Se tu non fossi in gara, quale canzone canteresti, quale ti piace e quale faresti vincere?

Io farei vincere Virginia Raffaele che è un fenomeno. Posso dire che sono di parte, sono molto fan dei miei giudici, credo che abbiano dei pezzi molto belli: Elio si supera sempre, fa delle cose sempre più pazze e sempre più belle, mi sono piaciuti i Blu Vertigo (L’assenzio canzone con cui hanno partecipato nel 2001 mi piace di brutto) e Arisa che considero un fenomeno perché lei è bella e riesce sempre ad esprimere se stessa al massimo con i suoi brani e diciamo che io tifo per loro.

Come riesce una ragazza giovane come te ad affrontare un palco importante come quello di Sanremo?

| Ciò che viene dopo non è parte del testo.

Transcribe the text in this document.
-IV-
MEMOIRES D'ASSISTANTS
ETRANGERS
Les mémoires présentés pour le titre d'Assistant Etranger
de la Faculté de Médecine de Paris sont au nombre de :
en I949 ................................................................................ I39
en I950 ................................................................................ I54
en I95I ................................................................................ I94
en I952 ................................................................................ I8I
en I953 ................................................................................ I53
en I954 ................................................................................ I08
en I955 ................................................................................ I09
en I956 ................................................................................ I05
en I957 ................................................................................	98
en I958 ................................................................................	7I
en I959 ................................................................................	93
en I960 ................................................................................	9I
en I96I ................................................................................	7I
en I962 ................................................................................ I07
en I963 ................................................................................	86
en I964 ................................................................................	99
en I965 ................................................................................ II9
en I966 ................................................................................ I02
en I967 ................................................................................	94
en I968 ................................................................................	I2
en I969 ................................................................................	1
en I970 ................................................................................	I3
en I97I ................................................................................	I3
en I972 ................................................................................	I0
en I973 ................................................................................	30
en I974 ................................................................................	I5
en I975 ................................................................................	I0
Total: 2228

Io ho vissuto questi mesi pre-sanremo come una palestra. Sono andata davvero in palestra tutti i giorni e poi ho fatto il mio primo tour in assoluto chiamato “Nice to meet you” dove ho deciso di salire da sola sul palco accompagnata esclusivamente dai miei 5 strumenti che suono e l’ho vissuto come un momento di intimità con il pubblico dove non c’erano sovrastrutture ma solo io. Mi ha aiutato tantissimo a gestire lo stress e l’ansia. Salire sul palco dell’Ariston è stata una botta: essere a 20 anni su un palco del genere e dire “non me ne frega niente” non è proprio giusto, quindi ero molto agitata ma me la sono proprio goduta.

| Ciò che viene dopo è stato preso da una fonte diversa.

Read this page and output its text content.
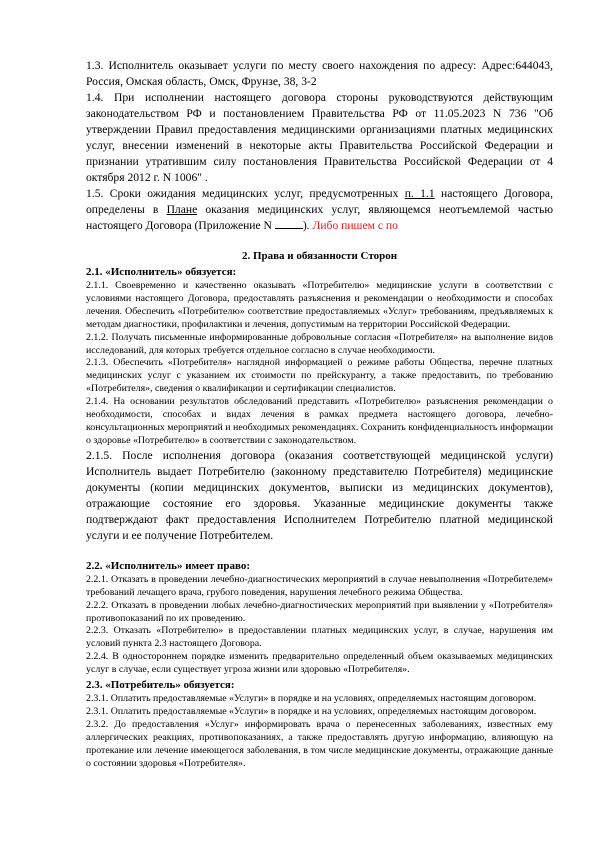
1.3. Исполнитель оказывает услуги по месту своего нахождения по адресу: Адрес:644043, Россия, Омская область, Омск, Фрунзе, 38, 3-2

1.4. При исполнении настоящего договора стороны руководствуются действующим законодательством РФ и постановлением Правительства РФ от 11.05.2023 N 736 "Об утверждении Правил предоставления медицинскими организациями платных медицинских услуг, внесении изменений в некоторые акты Правительства Российской Федерации и признании утратившим силу постановления Правительства Российской Федерации от 4 октября 2012 г. N 1006" .

1.5. Сроки ожидания медицинских услуг, предусмотренных п. 1.1 настоящего Договора, определены в Плане оказания медицинских услуг, являющемся неотъемлемой частью настоящего Договора (Приложение N ). Либо пишем с по

2. Права и обязанности Сторон

2.1. «Исполнитель» обязуется:

2.1.1. Своевременно и качественно оказывать «Потребителю» медицинские услуги в соответствии с условиями настоящего Договора, предоставлять разъяснения и рекомендации о необходимости и способах лечения. Обеспечить «Потребителю» соответствие предоставляемых «Услуг» требованиям, предъявляемых к методам диагностики, профилактики и лечения, допустимым на территории Российской Федерации.

2.1.2. Получать письменные информированные добровольные согласия «Потребителя» на выполнение видов исследований, для которых требуется отдельное согласно в случае необходимости.

2.1.3. Обеспечить «Потребителя» наглядной информацией о режиме работы Общества, перечне платных медицинских услуг с указанием их стоимости по прейскуранту, а также предоставить, по требованию «Потребителя», сведения о квалификации и сертификации специалистов.

2.1.4. На основании результатов обследований представить «Потребителю» разъяснения рекомендации о необходимости, способах и видах лечения в рамках предмета настоящего договора, лечебно-консультационных мероприятий и необходимых рекомендациях. Сохранить конфиденциальность информации о здоровье «Потребителю» в соответствии с законодательством.

2.1.5. После исполнения договора (оказания соответствующей медицинской услуги) Исполнитель выдает Потребителю (законному представителю Потребителя) медицинские документы (копии медицинских документов, выписки из медицинских документов), отражающие состояние его здоровья. Указанные медицинские документы также подтверждают факт предоставления Исполнителем Потребителю платной медицинской услуги и ее получение Потребителем.

2.2. «Исполнитель» имеет право:

2.2.1. Отказать в проведении лечебно-диагностических мероприятий в случае невыполнения «Потребителем» требований лечащего врача, грубого поведения, нарушения лечебного режима Общества.

2.2.2. Отказать в проведении любых лечебно-диагностических мероприятий при выявлении у «Потребителя» противопоказаний по их проведению.

2.2.3. Отказать «Потребителю» в предоставлении платных медицинских услуг, в случае, нарушения им условий пункта 2.3 настоящего Договора.

2.2.4. В одностороннем порядке изменить предварительно определенный объем оказываемых медицинских услуг в случае, если существует угроза жизни или здоровью «Потребителя».

2.3. «Потребитель» обязуется:

2.3.1. Оплатить предоставляемые «Услуги» в порядке и на условиях, определяемых настоящим договором.

2.3.1. Оплатить предоставляемые «Услуги» в порядке и на условиях, определяемых настоящим договором.

2.3.2. До предоставления «Услуг» информировать врача о перенесенных заболеваниях, известных ему аллергических реакциях, противопоказаниях, а также предоставлять другую информацию, влияющую на протекание или лечение имеющегося заболевания, в том числе медицинские документы, отражающие данные о состоянии здоровья «Потребителя».
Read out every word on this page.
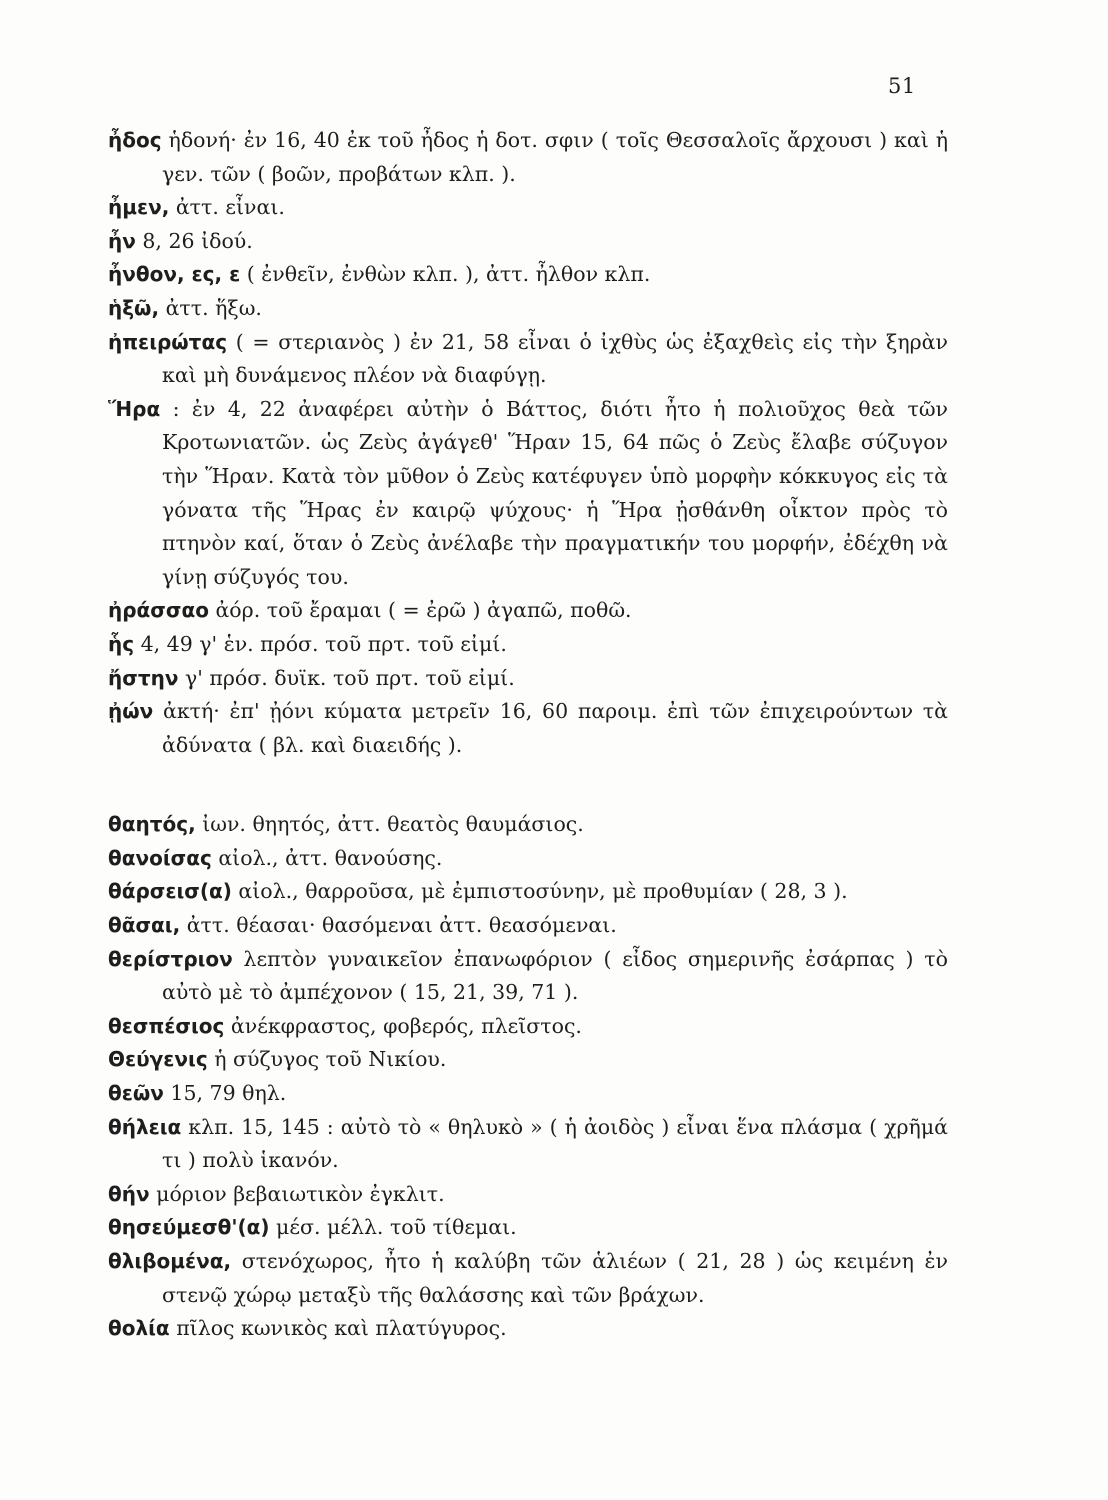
51

ἦδος ἡδονή· ἐν 16, 40 ἐκ τοῦ ἦδος ἡ δοτ. σφιν ( τοῖς Θεσσαλοῖς ἄρχουσι ) καὶ ἡ γεν. τῶν ( βοῶν, προβάτων κλπ. ).

ἦμεν, ἀττ. εἶναι.

ἦν 8, 26 ἰδού.

ἦνθον, ες, ε ( ἐνθεῖν, ἐνθὼν κλπ. ), ἀττ. ἦλθον κλπ.

ἡξῶ, ἀττ. ἥξω.

ἠπειρώτας ( = στεριανὸς ) ἐν 21, 58 εἶναι ὁ ἰχθὺς ὡς ἐξαχθεὶς εἰς τὴν ξηρὰν καὶ μὴ δυνάμενος πλέον νὰ διαφύγῃ.

Ἥρα : ἐν 4, 22 ἀναφέρει αὐτὴν ὁ Βάττος, διότι ἦτο ἡ πολιοῦχος θεὰ τῶν Κροτωνιατῶν. ὡς Ζεὺς ἀγάγεθ' Ἥραν 15, 64 πῶς ὁ Ζεὺς ἔλαβε σύζυγον τὴν Ἥραν. Κατὰ τὸν μῦθον ὁ Ζεὺς κατέφυγεν ὑπὸ μορφὴν κόκκυγος εἰς τὰ γόνατα τῆς Ἥρας ἐν καιρῷ ψύχους· ἡ Ἥρα ᾐσθάνθη οἶκτον πρὸς τὸ πτηνὸν καί, ὅταν ὁ Ζεὺς ἀνέλαβε τὴν πραγματικήν του μορφήν, ἐδέχθη νὰ γίνῃ σύζυγός του.

ἠράσσαο ἀόρ. τοῦ ἔραμαι ( = ἐρῶ ) ἀγαπῶ, ποθῶ.

ἧς 4, 49 γ' ἑν. πρόσ. τοῦ πρτ. τοῦ εἰμί.

ἤστην γ' πρόσ. δυϊκ. τοῦ πρτ. τοῦ εἰμί.

ᾐών ἀκτή· ἐπ' ᾐόνι κύματα μετρεῖν 16, 60 παροιμ. ἐπὶ τῶν ἐπιχειρούντων τὰ ἀδύνατα ( βλ. καὶ διαειδής ).

θαητός, ἰων. θηητός, ἀττ. θεατὸς θαυμάσιος.

θανοίσας αἰολ., ἀττ. θανούσης.

θάρσεισ(α) αἰολ., θαρροῦσα, μὲ ἐμπιστοσύνην, μὲ προθυμίαν ( 28, 3 ).

θᾶσαι, ἀττ. θέασαι· θασόμεναι ἀττ. θεασόμεναι.

θερίστριον λεπτὸν γυναικεῖον ἐπανωφόριον ( εἶδος σημερινῆς ἐσάρπας ) τὸ αὐτὸ μὲ τὸ ἀμπέχονον ( 15, 21, 39, 71 ).

θεσπέσιος ἀνέκφραστος, φοβερός, πλεῖστος.

Θεύγενις ἡ σύζυγος τοῦ Νικίου.

θεῶν 15, 79 θηλ.

θήλεια κλπ. 15, 145 : αὐτὸ τὸ « θηλυκὸ » ( ἡ ἀοιδὸς ) εἶναι ἕνα πλάσμα ( χρῆμά τι ) πολὺ ἱκανόν.

θήν μόριον βεβαιωτικὸν ἐγκλιτ.

θησεύμεσθ'(α) μέσ. μέλλ. τοῦ τίθεμαι.

θλιβομένα, στενόχωρος, ἦτο ἡ καλύβη τῶν ἁλιέων ( 21, 28 ) ὡς κειμένη ἐν στενῷ χώρῳ μεταξὺ τῆς θαλάσσης καὶ τῶν βράχων.

θολία πῖλος κωνικὸς καὶ πλατύγυρος.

Se tu non partecipassi, guarderesti il Festival? E chi vorresti in gara?

Io sono una fan del Festival. É proprio nel dna dell’Italia. É come quando tua nonna ti dà i pizzicotti e tu a vent’anni, trenta ti vergogni, però le vuoi bene alla nonna. Questo è il Festival di Sanremo. Ti può piacere o no ma è dentro di te. Conti quest’anno ha fatto una bella scelta quest’anno perché c’è proprio tutto dai giovanissimi ai veterani, cast variegato. É bello quando ci sono artisti diversi tra loro perché ci sono tante sonorità diverse. Spero si continui su questa linea.